Le cas de René-Louis Doyon est exemplaire du paradoxe des ratés qui oeuvrent comme des forcenés, avec talent parfois, sans jamais infléchir le destin. Né le 2 novembre 1885 à Blida (Algérie), Doyon fut lucide cependant et s'est peint en "candidat parfait aux épaves". (Géronte aux assises, 1932). Esprit curieux et vigoureusement non-conformiste, il se déclare battu mais, bretteur, ne sait pas éviter les débâcles dont les plus profondes sont un mariage désastreux, des amitiés sabotées, de vives polémiques.

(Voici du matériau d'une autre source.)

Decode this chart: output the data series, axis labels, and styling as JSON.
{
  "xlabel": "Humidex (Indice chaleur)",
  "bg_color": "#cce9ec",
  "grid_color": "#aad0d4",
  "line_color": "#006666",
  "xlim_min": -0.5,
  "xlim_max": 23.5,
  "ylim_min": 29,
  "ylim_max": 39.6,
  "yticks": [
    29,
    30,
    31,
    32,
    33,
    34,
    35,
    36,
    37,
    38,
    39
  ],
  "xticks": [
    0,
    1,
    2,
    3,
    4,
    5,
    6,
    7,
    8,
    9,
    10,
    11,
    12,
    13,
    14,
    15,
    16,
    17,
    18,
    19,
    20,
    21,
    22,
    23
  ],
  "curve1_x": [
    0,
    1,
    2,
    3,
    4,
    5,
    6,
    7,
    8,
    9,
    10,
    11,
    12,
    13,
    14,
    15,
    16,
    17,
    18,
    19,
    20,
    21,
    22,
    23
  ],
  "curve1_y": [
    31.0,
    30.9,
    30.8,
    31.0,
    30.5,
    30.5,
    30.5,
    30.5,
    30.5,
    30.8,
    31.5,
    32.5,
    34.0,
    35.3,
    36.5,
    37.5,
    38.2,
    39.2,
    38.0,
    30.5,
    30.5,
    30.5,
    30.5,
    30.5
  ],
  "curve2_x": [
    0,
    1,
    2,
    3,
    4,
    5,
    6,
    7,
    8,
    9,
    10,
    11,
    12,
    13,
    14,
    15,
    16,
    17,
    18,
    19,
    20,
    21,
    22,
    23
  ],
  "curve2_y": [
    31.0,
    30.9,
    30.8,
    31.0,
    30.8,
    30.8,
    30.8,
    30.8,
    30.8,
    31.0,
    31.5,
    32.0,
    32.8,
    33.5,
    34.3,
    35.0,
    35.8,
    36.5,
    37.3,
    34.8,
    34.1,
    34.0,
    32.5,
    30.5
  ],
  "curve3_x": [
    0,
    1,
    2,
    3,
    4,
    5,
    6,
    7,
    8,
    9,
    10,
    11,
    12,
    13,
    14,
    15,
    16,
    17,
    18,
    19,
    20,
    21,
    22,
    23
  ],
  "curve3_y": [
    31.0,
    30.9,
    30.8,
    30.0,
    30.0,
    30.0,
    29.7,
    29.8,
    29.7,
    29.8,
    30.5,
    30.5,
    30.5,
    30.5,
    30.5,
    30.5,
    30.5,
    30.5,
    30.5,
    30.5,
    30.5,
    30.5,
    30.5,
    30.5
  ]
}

. Quant à son oeuvre personnelle, elle est inégale. Son roman Le Baiser du retour a par exemple motivé ce commentaire terrible et drôle de son ami Joseph Bollery : "Baudelaire écrivant du Jean Aicard ou Flaubert du Georges Ohnet ne me causerait pas une déception plus pénible... Je verrais mon père, tendrement aimé et passionnément vénéré, bégayer tout à coup et faire des petits pâtés avec du sable que je ne serais pas assommé davantage." C'est aller vite que de laminer ainsi ce lettré curieux, fin, audacieux dont le style chantourné est parfois gouleyant, souvent admirable.

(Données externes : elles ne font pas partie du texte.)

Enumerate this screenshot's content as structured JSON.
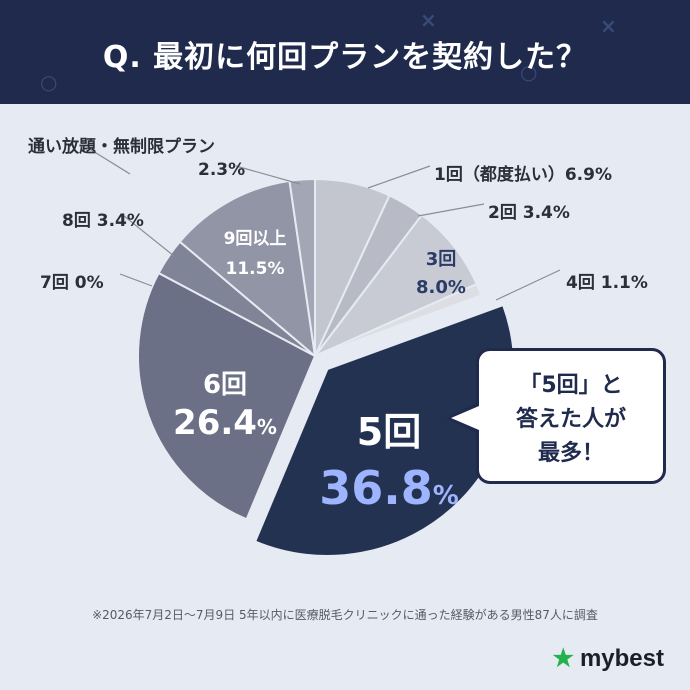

En 1925, Doyon détaille ainsi sa méthode : "Ni plan, ni brouillon, ni note, ni références; j'enfante dans la fièvre (...) sans souci d'esthétique, d'éthique, de morale ni de public.(...) J'aime à la conception et, en vrai mâle, j'oublie mes enfants. (...) Ses bonnes pages ne manquent pas -notamment dans les croustillants Mémoires d'homme, souvenirs irréguliers d'un écrivain qui ne le fut pas moins (1953). Et puis il fit bien un métier d'éditeur qu'il concevait avec grandeur en travaillant avec les meilleurs typographes de son temps (Audin, Coulouma, Nypels) et mit à ses travaux sur Rictus, Tillier ou Péladan une verve et une érudition que l'on retrouve dans les Livrets du Mandarin qu'il rédigea seul entre 1923 et 1963.

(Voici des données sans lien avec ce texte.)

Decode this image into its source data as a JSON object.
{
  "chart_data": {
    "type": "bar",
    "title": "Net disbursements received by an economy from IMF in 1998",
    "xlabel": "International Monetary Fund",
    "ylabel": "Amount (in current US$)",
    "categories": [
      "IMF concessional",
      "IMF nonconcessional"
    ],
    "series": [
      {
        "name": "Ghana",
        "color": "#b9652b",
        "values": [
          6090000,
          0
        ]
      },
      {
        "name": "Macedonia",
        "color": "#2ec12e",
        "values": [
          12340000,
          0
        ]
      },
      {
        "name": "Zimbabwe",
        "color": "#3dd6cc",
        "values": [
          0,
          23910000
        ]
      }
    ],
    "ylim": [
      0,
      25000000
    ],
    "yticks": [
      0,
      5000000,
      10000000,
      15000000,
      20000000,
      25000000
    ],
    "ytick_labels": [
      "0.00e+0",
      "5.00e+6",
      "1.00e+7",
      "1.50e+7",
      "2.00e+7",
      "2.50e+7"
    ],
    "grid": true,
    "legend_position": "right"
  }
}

On ignore la raison pour laquelle Doyon choisit en 1910 la dignité exotique de "Mandarin" mais on sait qu'il fit parler de lui assez tôt. En Algérie d'abord où ses aspirations paraissent étranges. L'enfant aime avec passion la musique, le théâtre et aborde à quinze ans la religion catholique. À "l'audition d'une messe chantée mon adhésion devint impérieuse au chant de la Préface (...) Je n'avais pas compté ma famille, ma mère, les préjugés ni mesuré mes propres possibilités. Le résultat fut une suite de catastrophes." Il renonce au métier d'instituteur, s'engage dans des travaux dilatoires, "grossoyant chez un notaire, représentant d'un vain commerce, étouffant partout; j'allais même jusqu'à demander à un forgeron de me laisser apprendre son métier! (...) toutes les portes et elles étaient peu nombreuses demeuraient closes." Pour passer le temps, il compose poèmes, chroniques, billets d'humeur qu'il place dans les journaux algériens avant de se préparer à la vie religieuse.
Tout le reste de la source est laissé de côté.